A new report says the longstanding integrated graphics chip market will disappear--a market that Intel currently dominates.
In a report entitled "Integrated graphics chip market to disappear by 2012," Tiburon, Calif.-based Jon Peddie Research forecasts the end of the market for "the popular integrated graphics processor chipset...after 15 years of stellar growth."
Many low-end and mainstream consumer and business laptops sold over the last five years use Intel graphics built into the chipset, a low-performance but cheaper alternative to discrete graphics chips from Nvidia and ATI. That's made Intel, ironically enough, the market leader in graphics chip market share despite the performance deficit. In 2008, Intel's market share, by quarter, was typically over 50 percent, while Advanced Micro Devices (ATI's parent company) and Nvidia bounced around in the 20 to 30 percent range.
Overall, in 2008, 67 percent of the graphics chips shipped were integrated. In 2011 this will drop to 20 percent, and by 2013 it will be less than 1 percent, according to Jon Peddie.
So what will take its place? "Embedded" graphics built into the same chip package--and later onto the same piece of silicon--as the main processor, according to the report. In the fourth quarter of this year, Intel will bring out a 32-nanometer mobile processor code-named Arrandale that integrates graphics silicon into the same chip package as the main processor, or CPU. Advanced Micro Devices has plans to "fuse" the CPU (central processing unit) and GPU (graphics processing unit), probably sometime in 2011.
All of this has already happened in the smartphone market. Processors from Qualcomm, Texas Instruments, and Nvidia put graphics on the same piece of silicon as main processor.
And what about Nvidia and ATI and their high-octane graphics chips? "This will not, as many believe, impact the discrete graphics and add-in board market. In fact, with hybrid configuration, embedded graphics will enhance the discrete GPU sales," the report said.

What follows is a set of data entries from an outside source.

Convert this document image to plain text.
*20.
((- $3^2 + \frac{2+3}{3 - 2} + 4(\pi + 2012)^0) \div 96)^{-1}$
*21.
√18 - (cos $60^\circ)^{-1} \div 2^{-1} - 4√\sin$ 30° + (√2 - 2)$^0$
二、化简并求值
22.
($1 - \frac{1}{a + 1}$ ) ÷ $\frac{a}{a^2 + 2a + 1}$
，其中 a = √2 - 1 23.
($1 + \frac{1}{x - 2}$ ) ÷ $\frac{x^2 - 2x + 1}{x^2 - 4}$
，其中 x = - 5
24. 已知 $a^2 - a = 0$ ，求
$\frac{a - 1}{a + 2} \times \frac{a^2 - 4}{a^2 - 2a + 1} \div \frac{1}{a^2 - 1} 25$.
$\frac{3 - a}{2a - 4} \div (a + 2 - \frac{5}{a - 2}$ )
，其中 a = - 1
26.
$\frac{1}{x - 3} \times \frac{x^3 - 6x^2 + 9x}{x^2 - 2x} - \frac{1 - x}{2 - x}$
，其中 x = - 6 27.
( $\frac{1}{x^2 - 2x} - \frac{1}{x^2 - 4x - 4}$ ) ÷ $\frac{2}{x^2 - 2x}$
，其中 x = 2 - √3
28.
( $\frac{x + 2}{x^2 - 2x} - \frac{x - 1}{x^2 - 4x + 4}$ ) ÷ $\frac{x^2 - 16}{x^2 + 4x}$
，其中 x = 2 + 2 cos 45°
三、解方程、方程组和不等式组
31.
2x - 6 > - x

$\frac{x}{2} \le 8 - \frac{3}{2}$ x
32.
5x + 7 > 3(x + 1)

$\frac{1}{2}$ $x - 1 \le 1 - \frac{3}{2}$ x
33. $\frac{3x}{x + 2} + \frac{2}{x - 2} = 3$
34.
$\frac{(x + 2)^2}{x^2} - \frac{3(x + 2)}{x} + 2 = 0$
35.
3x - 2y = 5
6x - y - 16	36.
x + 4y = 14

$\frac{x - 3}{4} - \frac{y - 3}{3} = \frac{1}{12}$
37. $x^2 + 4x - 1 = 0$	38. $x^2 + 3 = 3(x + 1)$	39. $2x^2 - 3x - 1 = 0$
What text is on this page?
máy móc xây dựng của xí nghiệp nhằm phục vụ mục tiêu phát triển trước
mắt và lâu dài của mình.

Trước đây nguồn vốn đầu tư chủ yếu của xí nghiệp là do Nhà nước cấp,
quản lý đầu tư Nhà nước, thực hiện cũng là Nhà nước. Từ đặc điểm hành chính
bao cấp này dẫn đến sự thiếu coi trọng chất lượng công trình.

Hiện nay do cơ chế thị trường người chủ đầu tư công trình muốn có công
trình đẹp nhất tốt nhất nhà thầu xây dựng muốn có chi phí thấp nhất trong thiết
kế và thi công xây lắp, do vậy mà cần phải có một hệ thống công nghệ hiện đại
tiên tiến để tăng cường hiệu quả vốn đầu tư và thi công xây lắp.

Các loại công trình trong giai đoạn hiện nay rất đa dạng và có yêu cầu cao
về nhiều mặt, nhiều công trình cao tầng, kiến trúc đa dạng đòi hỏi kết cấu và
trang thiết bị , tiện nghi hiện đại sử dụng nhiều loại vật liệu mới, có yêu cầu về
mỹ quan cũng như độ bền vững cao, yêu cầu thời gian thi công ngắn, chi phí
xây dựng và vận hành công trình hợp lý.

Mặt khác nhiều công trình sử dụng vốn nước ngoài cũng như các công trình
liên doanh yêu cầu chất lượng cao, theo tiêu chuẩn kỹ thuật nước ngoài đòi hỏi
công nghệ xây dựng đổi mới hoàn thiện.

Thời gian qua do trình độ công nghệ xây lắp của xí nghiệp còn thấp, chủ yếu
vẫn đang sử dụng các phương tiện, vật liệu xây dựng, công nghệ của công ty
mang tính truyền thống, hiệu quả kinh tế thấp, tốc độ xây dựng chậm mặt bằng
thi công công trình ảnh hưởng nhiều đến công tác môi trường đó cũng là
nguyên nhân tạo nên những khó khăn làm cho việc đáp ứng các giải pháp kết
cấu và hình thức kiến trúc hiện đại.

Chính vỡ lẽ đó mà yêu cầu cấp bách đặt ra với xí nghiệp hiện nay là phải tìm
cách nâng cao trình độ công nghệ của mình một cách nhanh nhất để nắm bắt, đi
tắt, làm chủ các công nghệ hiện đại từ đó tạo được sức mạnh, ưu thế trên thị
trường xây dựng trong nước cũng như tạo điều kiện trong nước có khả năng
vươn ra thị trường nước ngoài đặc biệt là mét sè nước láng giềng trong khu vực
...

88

Between 2010 and 2012 there will be three choices for graphics, according to Jon Peddie: traditional discrete GPUs mounted on add-in boards and/or the motherboard, integrated graphics processor chipsets, and processors with embedded graphics. One or more of these devices will be employed in PCs.
A short history lesson, courtesy of Jon Peddie: the first integrated graphics controller was Sun Microsystems' Legos, which came out in 1989 for the company's SPARC processor. The first integrated graphics controller for the PC was introduced by Silicon Integrated Systems for Intel processors in 1997.